Ich bin kein Sprachgelehrter, aber meiner Meinung nach ist das Problem hier, dass das erste Beispiel einfach ungünstig gewählt wurde.
Etwas "sollen", bedeutet IMHO immer auch die Nennung einer Anweisung. Diese Anweisung kann man immer übergehen, das hat dann aber Konsequenten zur Folge.
Beispiele:
- Du sollst zu mir kommen!
- Du sollst dein Zimmer aufräumen!
Das kann man als angesprochene Person ignorieren, dass daran aber (unausgesprochene) Konsequenten gebunden sind, unterstellen wir jetzt einfach mal ohne weiteren Widerspruch.
- Du sollst nicht stehlen.
- Du sollst nicht töten.
Auch diese Anweisungen kann man ignorieren. Die Konsequenzen dafür sind bekannt. Aber natürlich kann man versuchen die Konsequenzen zu umgehen.
- Ich hab' mein Zimmer vorhin aufgeräumt, das war mein Bruder!
;-)
Das Problem mit der Richtgeschwindigkeit ist meiner Meinung nach, dass man das gern umgangssprachlich so formuliert, dann aber gleich als Bedeutung mit einschliesst, dass das eh niemand merkt (die Konsequenz also gleich ins Leere läuft).
- Du sollst nicht schneller als 130 fahren; aber wenn du das nicht machst, dann merkt das eh keine Sau...
Es ist zwar als eindeutiges Verbot formuliert, aber da es weder von den Eltern kommt, noch eine Sünde ist... ;-)
Diese 130er Regelung mit "soll" zu beschreiben hat sich irgendwie eingebürgert, aber ich sehe das als falsch an.
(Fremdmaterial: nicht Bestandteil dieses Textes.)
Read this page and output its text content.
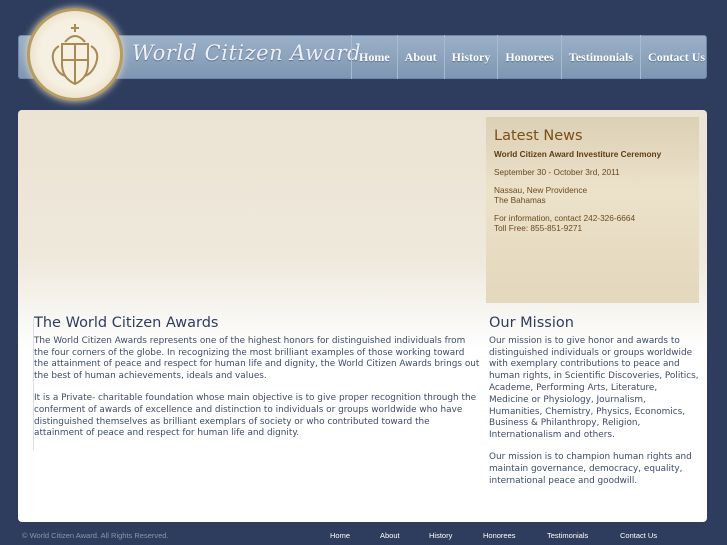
World Citizen Award
Home	About	History	Honorees	Testimonials	Contact Us
Latest News

World Citizen Award Investiture Ceremony

September 30 - October 3rd, 2011

Nassau, New Providence
The Bahamas

For information, contact 242-326-6664
Toll Free: 855-851-9271

The World Citizen Awards

The World Citizen Awards represents one of the highest honors for distinguished individuals from the four corners of the globe. In recognizing the most brilliant examples of those working toward the attainment of peace and respect for human life and dignity, the World Citizen Awards brings out the best of human achievements, ideals and values.

It is a Private- charitable foundation whose main objective is to give proper recognition through the conferment of awards of excellence and distinction to individuals or groups worldwide who have distinguished themselves as brilliant exemplars of society or who contributed toward the attainment of peace and respect for human life and dignity.

Our Mission

Our mission is to give honor and awards to distinguished individuals or groups worldwide with exemplary contributions to peace and human rights, in Scientific Discoveries, Politics, Academe, Performing Arts, Literature, Medicine or Physiology, Journalism, Humanities, Chemistry, Physics, Economics, Business & Philanthropy, Religion, Internationalism and others.

Our mission is to champion human rights and maintain governance, democracy, equality, international peace and goodwill.

© World Citizen Award. All Rights Reserved.	Home	About	History	Honorees	Testimonials	Contact Us
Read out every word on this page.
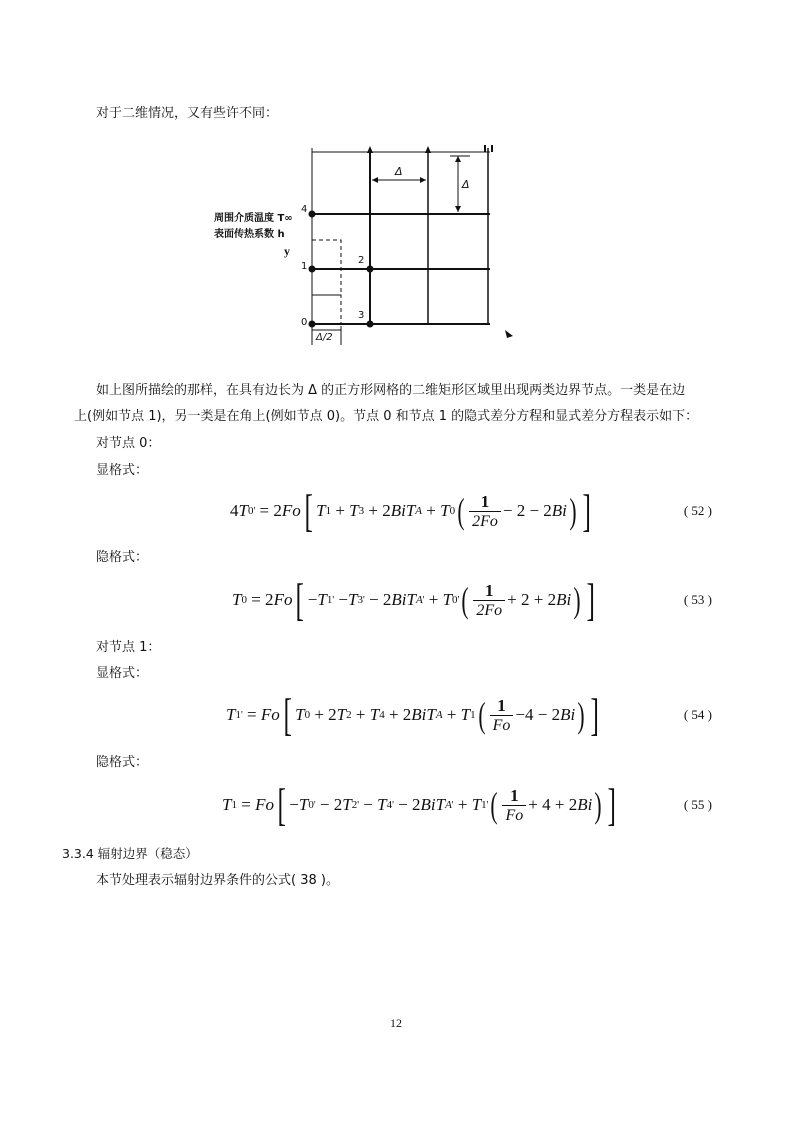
对于二维情况，又有些许不同：
周围介质温度 T∞
表面传热系数 h
y
4
1
0
2
3
Δ
Δ
Δ/2
如上图所描绘的那样，在具有边长为 Δ 的正方形网格的二维矩形区域里出现两类边界节点。一类是在边
上(例如节点 1)，另一类是在角上(例如节点 0)。节点 0 和节点 1 的隐式差分方程和显式差分方程表示如下：
对节点 0：
显格式：
4 T 0 ' = 2 Fo [ T 1 + T 3 + 2 BiT A + T 0 ( $\frac{1}{2Fo} - 2 - 2$ Bi ) ]	( 52 )
隐格式：
T 0 = 2 Fo [ − T 1 ' − T 3 ' − 2 BiT A ' + T 0 ' ( $\frac{1}{2Fo} + 2 + 2$ Bi ) ]	( 53 )
对节点 1：
显格式：
T 1 ' = Fo [ T 0 + 2 T 2 + T 4 + 2 BiT A + T 1 ( $\frac{1}{Fo} -4 - 2$ Bi ) ]	( 54 )
隐格式：
T 1 = Fo [ − T 0 ' − 2 T 2 ' − T 4 ' − 2 BiT A ' + T 1 ' ( $\frac{1}{Fo} + 4 + 2$ Bi ) ]	( 55 )
3.3.4 辐射边界（稳态）
本节处理表示辐射边界条件的公式( 38 )。
12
Eigentlich ist dieses Richtgeschwindigkeitsdingens ja nur eine Bitte, nicht schneller zu fahren. Daher sollte man da eigentlich sagen "Fahre nach Möglichkeit nicht schneller als 130", dass drückt die Bitte aus und ist kein Verbot.
Daher stimme ich zu, dass "soll" nahe dem "muss" liegt.
Bis dann
Andreas
"Interessanter finde ich ehrlich gesagt die Frage, woher jemand die Muße nimmt, sich mit solchen Fragen zu beschäftigen."
das lässt sich sehr leicht - und gleich doppelt beantworten.
a) ist die Sprache - für mich - eines der wichtigsten Dinge überhaupt. "Die Grenzen meiner Sprache bedeuten die Grenzen meiner Welt." (Wittgenstein) Unser Denken beruht auf Sprache; wir denken in sprachlichen Begriffen. Was wir sprachlich nicht erfassen können, können wir auch nicht denken.
b) es geht konkret um eine Satzung, in der die Formulierung "...ist zu vergeben" in "soll vergeben werden" geändert werden soll.
Letzteres ist eine "weichere" Formulierung, die Frage lautet nur, wie weich. Wahrscheinlich bedeutet das "soll" etwas ähnliches wie "muß" oder "ist", nämlich, daß etwas im Regelfall zu geschehen hat, eine Abweichung aber einer speziellen Begründung bedarf.
Also ähnlich wie bei der Formulierung "du sollst nicht töten" = "du darfst nicht töten...außer in Notwehr" Diese Ausnahme ist im Begriff "soll" enthalten.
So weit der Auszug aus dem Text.